Rusya destekli Suriye ordusunun İdlib’deki muhalif güçlere yönelik olası bir operasyonu, Türkiye’yi de yakından ilgilendiriyor. Çünkü 3,5 milyondan fazla Suriyeli mülteciye ev sahipliği yapan Türkiye, yeni bir göç dalgasından kaygı duyuyor.
İstanbul Aydın Üniversitesi Uluslararası İlişkiler Fakültesi Öğretim Üyesi Prof. Dr. Kutay Karaca, gündemdeki soruları Amerika’nın Sesi’ne değerlendirdi.
“Güvenlik riski ortaya çıkar”
İdlib harekatının Türkiye’ye olası etkilerini “kısa ve uzun vade” olarak değerlendiren Prof. Dr. Karaca, kısa vadedeki etkilerin en başındaki sorunun “göç” olacağını söyledi.
Prof. Dr. Karaca,“Idlib’e herhangi bir saldırı olursa Türkiye’ye minimum 250 bin, maksimum 1 milyon sığınmacının geleceği tahmin ediliyor” dedi. Prof. Dr. Kutay Karaca kısa vadede bir diğer sorunun da gelen sığınmacıların ayırt edilememesi olduğuna vurgu yaptı.
Prof. Dr. Karaca, eğer böyle bir dalga olur ve Türkiye kapılarını açmak zorunda kalırsa, bu insanların gerçekten sivil bir halk mı yoksa orada savaşan terörist grupların bir mensubu olup olmadığını ayırt edemeyeceğini ve bu durumun güvenlik riskini ortaya çıkaracağını söyledi.

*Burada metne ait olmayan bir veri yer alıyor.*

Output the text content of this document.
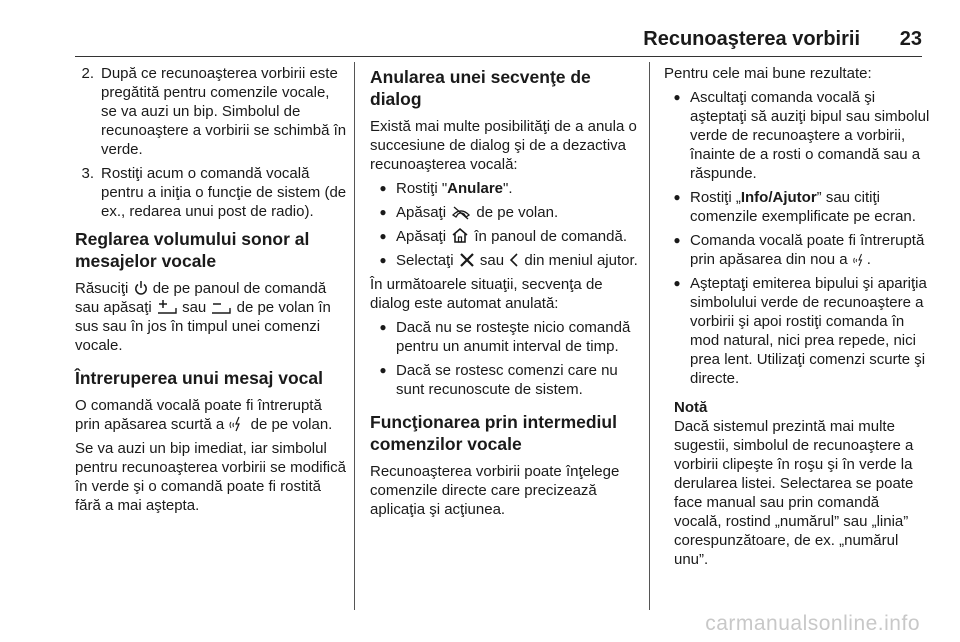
Recunoaşterea vorbirii 23
2. După ce recunoaşterea vorbirii este pregătită pentru comenzile vocale, se va auzi un bip. Simbolul de recunoaştere a vorbirii se schimbă în verde.
3. Rostiţi acum o comandă vocală pentru a iniţia o funcţie de sistem (de ex., redarea unui post de radio).
Reglarea volumului sonor al mesajelor vocale

Răsuciţi de pe panoul de comandă sau apăsaţi sau de pe volan în sus sau în jos în timpul unei comenzi vocale.

Întreruperea unui mesaj vocal

O comandă vocală poate fi întreruptă prin apăsarea scurtă a de pe volan.

Se va auzi un bip imediat, iar simbolul pentru recunoaşterea vorbirii se modifică în verde şi o comandă poate fi rostită fără a mai aştepta.

Anularea unei secvenţe de dialog

Există mai multe posibilităţi de a anula o succesiune de dialog şi de a dezactiva recunoaşterea vocală:

● Rostiţi "Anulare".
● Apăsaţi de pe volan.
● Apăsaţi în panoul de comandă.
● Selectaţi sau din meniul ajutor.

În următoarele situaţii, secvenţa de dialog este automat anulată:

● Dacă nu se rosteşte nicio comandă pentru un anumit interval de timp.
● Dacă se rostesc comenzi care nu sunt recunoscute de sistem.
Funcţionarea prin intermediul comenzilor vocale

Recunoaşterea vorbirii poate înţelege comenzile directe care precizează aplicaţia şi acţiunea.

Pentru cele mai bune rezultate:

● Ascultaţi comanda vocală şi aşteptaţi să auziţi bipul sau simbolul verde de recunoaştere a vorbirii, înainte de a rosti o comandă sau a răspunde.
● Rostiţi „Info/Ajutor” sau citiţi comenzile exemplificate pe ecran.
● Comanda vocală poate fi întreruptă prin apăsarea din nou a .
● Aşteptaţi emiterea bipului şi apariţia simbolului verde de recunoaştere a vorbirii şi apoi rostiţi comanda în mod natural, nici prea repede, nici prea lent. Utilizaţi comenzi scurte şi directe.
Notă
Dacă sistemul prezintă mai multe sugestii, simbolul de recunoaştere a vorbirii clipeşte în roşu şi în verde la derularea listei. Selectarea se poate face manual sau prin comandă vocală, rostind „numărul” sau „linia” corespunzătoare, de ex. „numărul unu”.
carmanualsonline.info
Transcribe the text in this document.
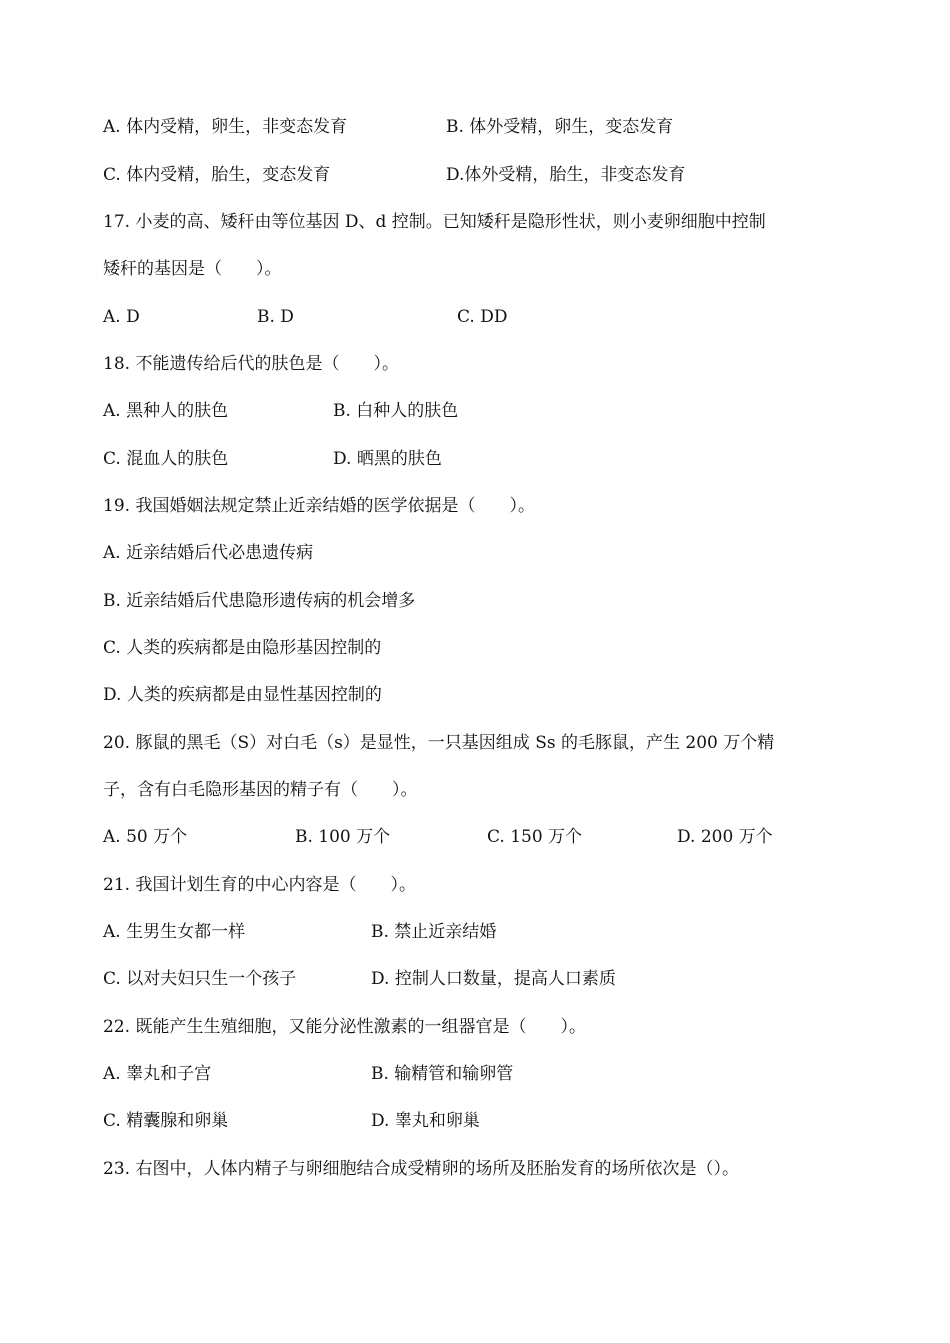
A. 体内受精，卵生，非变态发育	B. 体外受精，卵生，变态发育
C. 体内受精，胎生，变态发育	D.体外受精，胎生，非变态发育
17. 小麦的高、矮秆由等位基因 D、d 控制。已知矮秆是隐形性状，则小麦卵细胞中控制
矮秆的基因是（　　）。
A. D	B. D	C. DD
18. 不能遗传给后代的肤色是（　　）。
A. 黑种人的肤色	B. 白种人的肤色
C. 混血人的肤色	D. 晒黑的肤色
19. 我国婚姻法规定禁止近亲结婚的医学依据是（　　）。
A. 近亲结婚后代必患遗传病
B. 近亲结婚后代患隐形遗传病的机会增多
C. 人类的疾病都是由隐形基因控制的
D. 人类的疾病都是由显性基因控制的
20. 豚鼠的黑毛（S）对白毛（s）是显性，一只基因组成 Ss 的毛豚鼠，产生 200 万个精
子，含有白毛隐形基因的精子有（　　）。
A. 50 万个	B. 100 万个	C. 150 万个	D. 200 万个
21. 我国计划生育的中心内容是（　　）。
A. 生男生女都一样	B. 禁止近亲结婚
C. 以对夫妇只生一个孩子	D. 控制人口数量，提高人口素质
22. 既能产生生殖细胞，又能分泌性激素的一组器官是（　　）。
A. 睾丸和子宫	B. 输精管和输卵管
C. 精囊腺和卵巢	D. 睾丸和卵巢
23. 右图中，人体内精子与卵细胞结合成受精卵的场所及胚胎发育的场所依次是（）。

“Çatışma yaşanırsa Astana’daki diyalog kırılabilir”
Uzun vadede İdlib’deki sorunun çözümünün, hem Astana süreciyle başlayan Rusya-Türkiye ve İran yakınlaşmasının Amerika’nın YPG’yle yaptığı ortaklığa karşı denge unsuru olacağını hem de Suriye’nin geleceği noktasında bu üç ülkenin söz sahipliğini daha da artıracağını belirten Prof. Dr. Karaca, Türkiye’ye rağmen bir çatışmaya gidilmesi durumunda ise Astana süreciyle başlayan Rusya-İran-Türkiye diyaloğunun kırılabileceğini düşündüğünü ifade etti.

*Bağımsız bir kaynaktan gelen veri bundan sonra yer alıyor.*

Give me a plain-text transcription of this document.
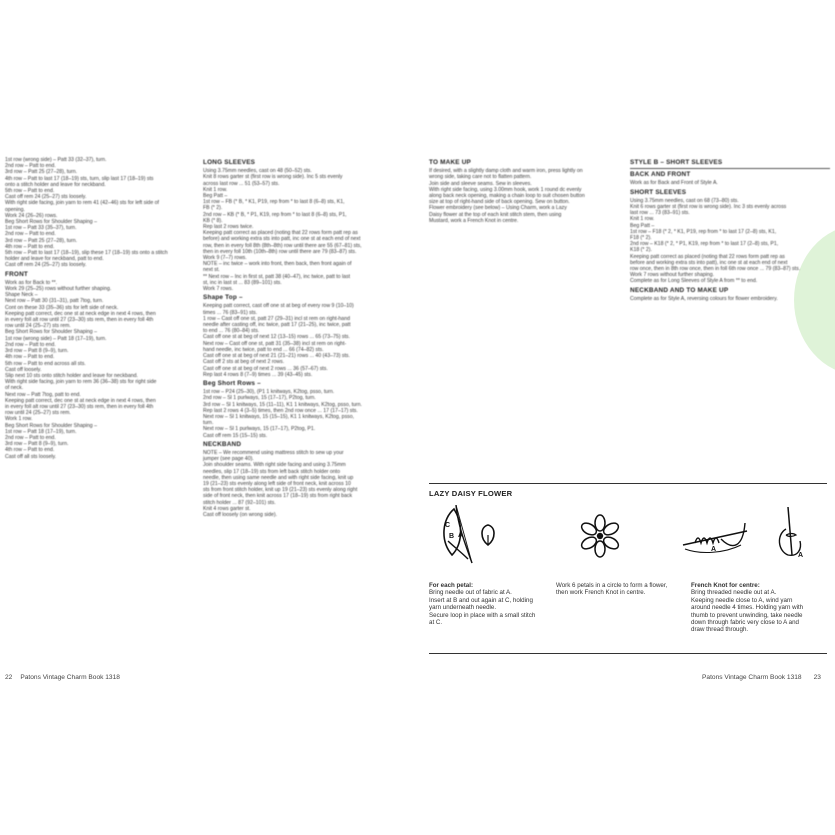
1st row (wrong side) – Patt 33 (32–37), turn.
2nd row – Patt to end.
3rd row – Patt 25 (27–28), turn.
4th row – Patt to last 17 (18–19) sts, turn, slip last 17 (18–19) sts
onto a stitch holder and leave for neckband.
5th row – Patt to end.
Cast off rem 24 (25–27) sts loosely.
With right side facing, join yarn to rem 41 (42–46) sts for left side of
opening.
Work 24 (26–26) rows.
Beg Short Rows for Shoulder Shaping –
1st row – Patt 33 (35–37), turn.
2nd row – Patt to end.
3rd row – Patt 25 (27–28), turn.
4th row – Patt to end.
5th row – Patt to last 17 (18–19), slip these 17 (18–19) sts onto a stitch
holder and leave for neckband, patt to end.
Cast off rem 24 (25–27) sts loosely.
FRONT
Work as for Back to **.
Work 29 (25–25) rows without further shaping.
Shape Neck –
Next row – Patt 30 (31–31), patt 7tog, turn.
Cont on these 33 (35–36) sts for left side of neck.
Keeping patt correct, dec one st at neck edge in next 4 rows, then
in every foll alt row until 27 (23–30) sts rem, then in every foll 4th
row until 24 (25–27) sts rem.
Beg Short Rows for Shoulder Shaping –
1st row (wrong side) – Patt 18 (17–19), turn.
2nd row – Patt to end.
3rd row – Patt 8 (9–9), turn.
4th row – Patt to end.
5th row – Patt to end across all sts.
Cast off loosely.
Slip next 10 sts onto stitch holder and leave for neckband.
With right side facing, join yarn to rem 36 (36–38) sts for right side
of neck.
Next row – Patt 7tog, patt to end.
Keeping patt correct, dec one st at neck edge in next 4 rows, then
in every foll alt row until 27 (23–30) sts rem, then in every foll 4th
row until 24 (25–27) sts rem.
Work 1 row.
Beg Short Rows for Shoulder Shaping –
1st row – Patt 18 (17–19), turn.
2nd row – Patt to end.
3rd row – Patt 8 (9–9), turn.
4th row – Patt to end.
Cast off all sts loosely.
LONG SLEEVES
Using 3.75mm needles, cast on 48 (50–52) sts.
Knit 8 rows garter st (first row is wrong side). Inc 5 sts evenly
across last row ... 51 (53–57) sts.
Knit 1 row.
Beg Patt –
1st row – FB (* B, * K1, P19, rep from * to last 8 (6–8) sts, K1,
FB (* 2).
2nd row – KB (* B, * P1, K19, rep from * to last 8 (6–8) sts, P1,
KB (* 8).
Rep last 2 rows twice.
Keeping patt correct as placed (noting that 22 rows form patt rep as
before) and working extra sts into patt, inc one st at each end of next
row, then in every foll 8th (8th–8th) row until there are 55 (67–81) sts,
then in every foll 10th (10th–8th) row until there are 79 (83–87) sts.
Work 9 (7–7) rows.
NOTE – inc twice – work into front, then back, then front again of
next st.
** Next row – Inc in first st, patt 38 (40–47), inc twice, patt to last
st, inc in last st ... 83 (89–101) sts.
Work 7 rows.
Shape Top –
Keeping patt correct, cast off one st at beg of every row 9 (10–10)
times ... 76 (83–91) sts.
1 row – Cast off one st, patt 27 (29–31) incl st rem on right-hand
needle after casting off, inc twice, patt 17 (21–25), inc twice, patt
to end ... 76 (80–84) sts.
Cast off one st at beg of next 12 (13–15) rows ... 65 (73–75) sts.
Next row – Cast off one st, patt 31 (35–38) incl st rem on right-
hand needle, inc twice, patt to end ... 66 (74–82) sts.
Cast off one st at beg of next 21 (21–21) rows ... 40 (43–73) sts.
Cast off 2 sts at beg of next 2 rows.
Cast off one st at beg of next 2 rows ... 36 (57–67) sts.
Rep last 4 rows 8 (7–9) times ... 39 (43–45) sts.
Beg Short Rows –
1st row – P24 (25–30), (P1 1 knitways, K2tog, psso, turn.
2nd row – Sl 1 purlways, 15 (17–17), P2tog, turn.
3rd row – Sl 1 knitways, 15 (11–11), K1 1 knitways, K2tog, psso, turn.
Rep last 2 rows 4 (3–5) times, then 2nd row once ... 17 (17–17) sts.
Next row – Sl 1 knitways, 15 (15–15), K1 1 knitways, K2tog, psso,
turn.
Next row – Sl 1 purlways, 15 (17–17), P2tog, P1.
Cast off rem 15 (15–15) sts.
NECKBAND
NOTE – We recommend using mattress stitch to sew up your
jumper (see page 40).
Join shoulder seams. With right side facing and using 3.75mm
needles, slip 17 (18–19) sts from left back stitch holder onto
needle, then using same needle and with right side facing, knit up
19 (21–23) sts evenly along left side of front neck, knit across 10
sts from front stitch holder, knit up 19 (21–23) sts evenly along right
side of front neck, then knit across 17 (18–19) sts from right back
stitch holder ... 87 (92–101) sts.
Knit 4 rows garter st.
Cast off loosely (on wrong side).
TO MAKE UP
If desired, with a slightly damp cloth and warm iron, press lightly on
wrong side, taking care not to flatten pattern.
Join side and sleeve seams. Sew in sleeves.
With right side facing, using 3.00mm hook, work 1 round dc evenly
along back neck opening, making a chain loop to suit chosen button
size at top of right-hand side of back opening. Sew on button.
Flower embroidery (see below) – Using Charm, work a Lazy
Daisy flower at the top of each knit stitch stem, then using
Mustard, work a French Knot in centre.
STYLE B – SHORT SLEEVES
BACK AND FRONT
Work as for Back and Front of Style A.
SHORT SLEEVES
Using 3.75mm needles, cast on 68 (73–80) sts.
Knit 6 rows garter st (first row is wrong side). Inc 3 sts evenly across
last row ... 73 (83–91) sts.
Knit 1 row.
Beg Patt –
1st row – F18 (* 2, * K1, P19, rep from * to last 17 (2–8) sts, K1,
F18 (* 2).
2nd row – K18 (* 2, * P1, K19, rep from * to last 17 (2–8) sts, P1,
K18 (* 2).
Keeping patt correct as placed (noting that 22 rows form patt rep as
before and working extra sts into patt), inc one st at each end of next
row once, then in 8th row once, then in foll 6th row once ... 79 (83–87) sts.
Work 7 rows without further shaping.
Complete as for Long Sleeves of Style A from ** to end.
NECKBAND AND TO MAKE UP
Complete as for Style A, reversing colours for flower embroidery.
LAZY DAISY FLOWER
C
B A
A
A
For each petal:
Bring needle out of fabric at A.
Insert at B and out again at C, holding
yarn underneath needle.
Secure loop in place with a small stitch
at C.
Work 6 petals in a circle to form a flower,
then work French Knot in centre.
French Knot for centre:
Bring threaded needle out at A.
Keeping needle close to A, wind yarn
around needle 4 times. Holding yarn with
thumb to prevent unwinding, take needle
down through fabric very close to A and
draw thread through.
22 Patons Vintage Charm Book 1318	Patons Vintage Charm Book 1318 23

“Gelenler sivil mi terörist mi?”
Suriye’den gelebilecek yeni bir göç dalgasındaki tehlikeye de dikkat çeken İstanbul Aydın Üniversitesi Uluslararası İlişkiler Fakültesi Öğretim Üyesi Prof. Dr. Kutay Karaca sözlerine şöyle devam etti:
“Şu anda yönetimi olmayan bir devletten bahsediyoruz. Dolayısıyla Suriye’de kimin terörist olup olmadığına dair bilgi alınabilecek istihbari veri yok. Son olarak yakalanan Reyhanlı saldırısı failinin ifadelerinde, ‘Suriye istihbaratı beni yönlendirdi’ açıklamasından sonra Esat rejimine nasıl güvenip ‘kim terörist, kim değil’ diyaloğuna gireceksiniz? Türkiye’nin bu son olayla birlikte Esat’la görüşme şansı kalmadı. Bu nedenle Türkiye’nin yeni bir göç dalgasını sınırında tutacağını ve içeriye almayacağını düşünüyorum.”

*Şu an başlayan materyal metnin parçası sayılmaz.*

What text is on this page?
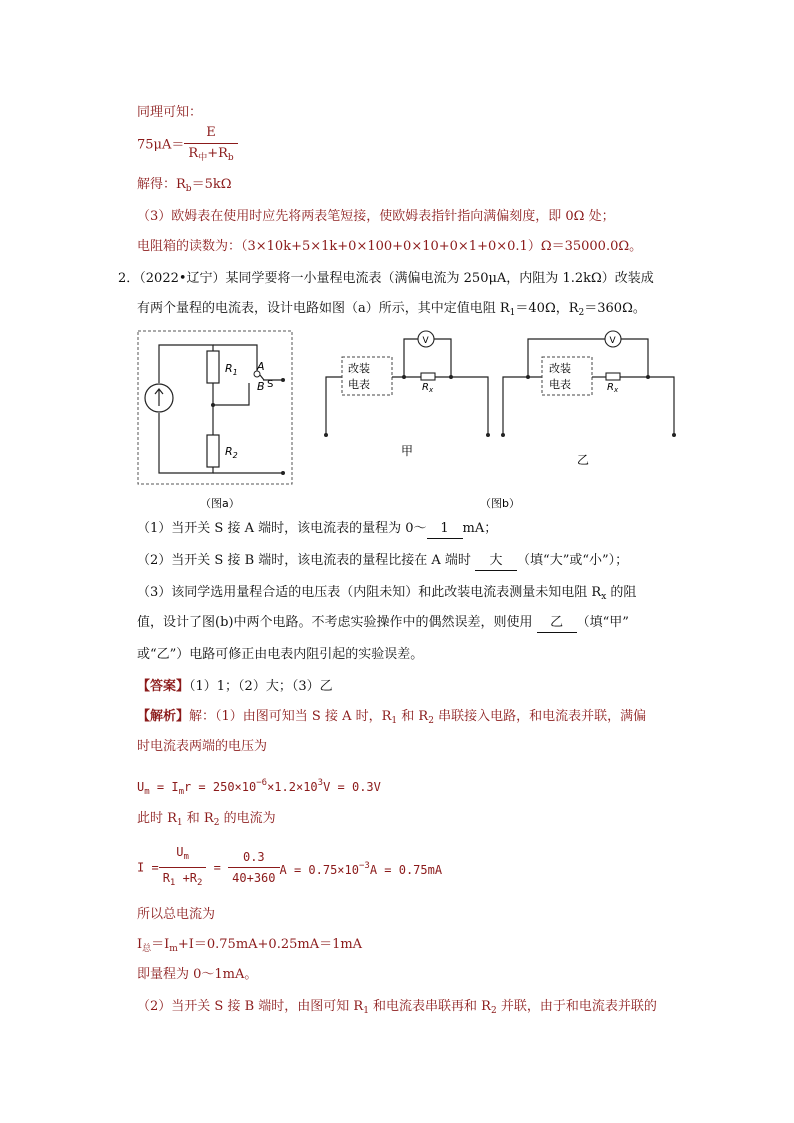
同理可知：
$75\mu A= \frac{E}{R_中+R_b}$
解得：$R_b=5k\Omega$
（3）欧姆表在使用时应先将两表笔短接，使欧姆表指针指向满偏刻度，即 0Ω 处；
电阻箱的读数为：（3×10k+5×1k+0×100+0×10+0×1+0×0.1）Ω＝35000.0Ω。
2．（2022•辽宁）某同学要将一小量程电流表（满偏电流为 250μA，内阻为 1.2kΩ）改装成
有两个量程的电流表，设计电路如图（a）所示，其中定值电阻 $R_1=40\Omega$，$R_2=360\Omega$。
$R_1$
$R_2$
A
B S
（图a）
V
改装
电表	$R_x$
甲
V
改装
电表	$R_x$
乙
（图b）
（1）当开关 S 接 A 端时，该电流表的量程为 0～ 1 mA；
（2）当开关 S 接 B 端时，该电流表的量程比接在 A 端时 大 （填“大”或“小”）；
（3）该同学选用量程合适的电压表（内阻未知）和此改装电流表测量未知电阻 $R_x$ 的阻
值，设计了图(b)中两个电路。不考虑实验操作中的偶然误差，则使用 乙 （填“甲”
或“乙”）电路可修正由电表内阻引起的实验误差。
【答案】（1）1；（2）大；（3）乙
【解析】解：（1）由图可知当 S 接 A 时，$R_1$ 和 $R_2$ 串联接入电路，和电流表并联，满偏
时电流表两端的电压为
$U_m = I_mr = 250\times 10^{-6}\times 1.2\times 10^3V = 0.3V$
此时 $R_1$ 和 $R_2$ 的电流为
$I = \frac{U_m}{R_1 +R_2} = \frac{0.3}{40+360}$ $A = 0.75\times 10^{-3}A = 0.75mA$
所以总电流为
$I_总=I_m+I=0.75mA+0.25mA=1mA$
即量程为 0～1mA。
（2）当开关 S 接 B 端时，由图可知 $R_1$ 和电流表串联再和 $R_2$ 并联，由于和电流表并联的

“Avrupa olası göç dalgasından korkuyor”
Rusya-Fransa-Almanya ve Türkiye’nin liderlerinin önümüzdeki günlerde İdlib konusunda yapacağı görüşmeyi değerlendiren Prof. Dr. Karaca, “Türkiye Avrupa’nın güvenliğinde en önemli sınır. Avrupa, Türkiye’ye olası bir göç dalgasının kendilerine de sirayet edeceğini çok iyi biliyor. Dolayısıyla Avrupa’nın İdlib’de Türkiye dışında bir alternatifi yok. Buradan İdlib konusunda büyük olasılıkla sonuç çıkmayacaktır. Ancak bu diplomatik girişimler çatışmanın seviyesini düşürebilir” dedi.